Thursday, October 29, 2015

The Most Equal Comrade's foreign policy is nothing short of evil

As if the nuke deal didn't legitimize the hate-driven regime in Iran enough, post-America has invited it to a meeting of the minds on Syria:

  Iran on Wednesday accepted an invitation to attend a broad new round of negotiations to resolve the Syrian war, sitting with longtime adversaries including the United States and Saudi Arabia who once sought to bar the Iranians from any role in Syria’s future.The inclusion of Iran in the talks represented the first time that the United States has chosen to formally engage the Iranians diplomatically on the Syria issue. It also came a little more than three months after Iran signed a historic nuclear accord with the United States and other powers that promised to end Iran’s economic isolation in return for limits on its nuclear enrichment, suggesting an effort to broaden the discussion beyond that successful negotiation.
Quite a feather in the mullahs' cap:

“We should thank President Rouhani for his efforts in reaching out to the international community, and the nuclear deal,” said Farshad Ghorbanpour, a political analyst close to the government in Tehran. “Now we are seeing the rewards: We are playing an increasing active role in the international arena.”
That role is something that Iran has desperately sought: Diplomatic weight and respect that bolsters its claim that it, not Saudi Arabia, is the most influential power in the region. “It’s very important because it shows that, following the nuclear agreement, Iran is now ready to cooperate on crisis management in the Middle East,” Seyed Hossein Mousavian, a former Iranian diplomat and nuclear negotiator who now teaches at Princeton, said in a telephone interview. “I’m not surprised, because the leader had said that if the deal were done fairly, with face-saving for all parties, Iran would agree to next steps on other issues. This is a big step forward.”
Yes, indeed, giving this regime a role in "cooperating on crisis management in the Middle East" on the heels of its long-range missile test in violation of UN Security Council resolutions is just a dandy idea.

Our partner in patty-cake is a regime that does this:

After the nuclear deal was signed, the human rights situation inside the country deteriorated signficantly.
Arrests — and hangings — grew in number.

Read the entire linked article. It tells the story of a dissident filmmaker in Iran and the regime's inability to crush his spirit despite years of beatings and torture. He has escaped over the border into Turkey, but Turkey has given him a two-week time frame for finding someplace else to go. He has contacts in the United States and is hoping that can lead to a positive outcome.

And even in Turkey, he's not what you'd call safe:

 . . . his adversaries would not let Emad be, even in Istanbul.
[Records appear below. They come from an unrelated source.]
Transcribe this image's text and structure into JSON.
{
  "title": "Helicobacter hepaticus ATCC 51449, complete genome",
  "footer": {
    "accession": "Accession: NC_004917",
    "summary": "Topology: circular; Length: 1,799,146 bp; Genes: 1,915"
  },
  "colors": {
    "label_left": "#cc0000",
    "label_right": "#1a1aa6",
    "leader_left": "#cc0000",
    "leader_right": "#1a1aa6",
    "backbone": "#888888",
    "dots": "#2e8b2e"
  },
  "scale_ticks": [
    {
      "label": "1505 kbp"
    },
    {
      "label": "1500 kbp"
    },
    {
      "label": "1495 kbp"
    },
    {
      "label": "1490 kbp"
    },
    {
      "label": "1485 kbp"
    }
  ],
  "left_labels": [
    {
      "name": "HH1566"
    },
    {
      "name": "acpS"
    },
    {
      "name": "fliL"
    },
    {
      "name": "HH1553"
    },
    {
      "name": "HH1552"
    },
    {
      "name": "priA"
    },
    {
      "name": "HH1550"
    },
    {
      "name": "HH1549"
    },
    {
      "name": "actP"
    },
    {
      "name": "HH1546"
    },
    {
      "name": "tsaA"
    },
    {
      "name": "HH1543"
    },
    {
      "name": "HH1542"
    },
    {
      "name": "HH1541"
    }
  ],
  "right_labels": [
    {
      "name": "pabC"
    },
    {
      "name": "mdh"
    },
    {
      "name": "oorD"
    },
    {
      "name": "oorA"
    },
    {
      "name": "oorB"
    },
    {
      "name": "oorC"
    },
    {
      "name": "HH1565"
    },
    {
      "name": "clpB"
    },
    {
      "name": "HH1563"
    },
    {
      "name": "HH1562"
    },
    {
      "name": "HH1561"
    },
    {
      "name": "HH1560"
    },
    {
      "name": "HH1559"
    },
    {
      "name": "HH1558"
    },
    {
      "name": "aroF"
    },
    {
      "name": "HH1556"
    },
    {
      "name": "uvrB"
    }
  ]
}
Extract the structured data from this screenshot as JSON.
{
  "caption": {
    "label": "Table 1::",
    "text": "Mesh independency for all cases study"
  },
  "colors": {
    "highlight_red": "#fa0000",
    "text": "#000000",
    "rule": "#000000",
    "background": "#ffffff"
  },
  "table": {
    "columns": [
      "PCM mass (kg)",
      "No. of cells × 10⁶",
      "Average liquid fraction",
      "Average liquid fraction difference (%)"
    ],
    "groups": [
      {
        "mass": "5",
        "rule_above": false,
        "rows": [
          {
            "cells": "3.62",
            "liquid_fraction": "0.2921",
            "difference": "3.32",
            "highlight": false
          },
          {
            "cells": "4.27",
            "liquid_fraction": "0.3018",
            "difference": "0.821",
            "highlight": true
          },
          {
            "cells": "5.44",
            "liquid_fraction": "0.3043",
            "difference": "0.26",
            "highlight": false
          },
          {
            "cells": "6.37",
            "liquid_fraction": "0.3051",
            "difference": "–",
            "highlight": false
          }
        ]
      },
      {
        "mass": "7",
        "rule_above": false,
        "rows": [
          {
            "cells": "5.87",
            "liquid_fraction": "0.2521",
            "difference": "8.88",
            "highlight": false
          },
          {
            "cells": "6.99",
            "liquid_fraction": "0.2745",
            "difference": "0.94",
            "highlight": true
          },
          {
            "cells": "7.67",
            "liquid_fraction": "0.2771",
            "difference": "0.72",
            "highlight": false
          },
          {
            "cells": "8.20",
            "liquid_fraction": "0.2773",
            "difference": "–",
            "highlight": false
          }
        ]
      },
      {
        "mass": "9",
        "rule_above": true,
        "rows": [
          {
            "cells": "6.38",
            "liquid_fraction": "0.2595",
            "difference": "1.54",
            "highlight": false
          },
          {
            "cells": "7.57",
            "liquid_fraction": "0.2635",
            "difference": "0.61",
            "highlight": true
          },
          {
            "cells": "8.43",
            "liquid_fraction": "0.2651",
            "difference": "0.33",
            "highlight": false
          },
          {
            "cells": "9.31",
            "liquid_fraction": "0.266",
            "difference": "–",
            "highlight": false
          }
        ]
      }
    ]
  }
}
He received a “private” phone call consistent with IRGC’s pattern of terrorizing dissident targets abroad. He had to change his SIM card, abandon his acquaintances, and flee.


Also, consider that Iran is at the table in Vienna because Russia has insisted on it.

The eclipsing of post-America is pretty well complete.  What kind of chance does righteousness and real justice have to flourish on the world stage now that no one in a position of influence is interested in such things?

4 comments:

  1. Populist, Pernicious and Perilous : Germany's Growing Hate Problem
    Spiegel International
    Maybe there needs to be a field of study called " Blow Back"

    ReplyDelete
  2. Yours is not the only world view and when it's clouded, your ilk doesn't have all the answers either.

    The Middle East is not "ours." Would we had never gotten involved there. But, as does the whole world, we want their oil.

    ReplyDelete
  3. Your viewpoint comes uncomfortably close to making excuses for the Iranian regime and its designs on the world stage.

    ReplyDelete
  4. If the supreme goodness of war worked, this all would have been resolved by now through Cheney/Bush's misguided preemptivity in the region 14 years ago.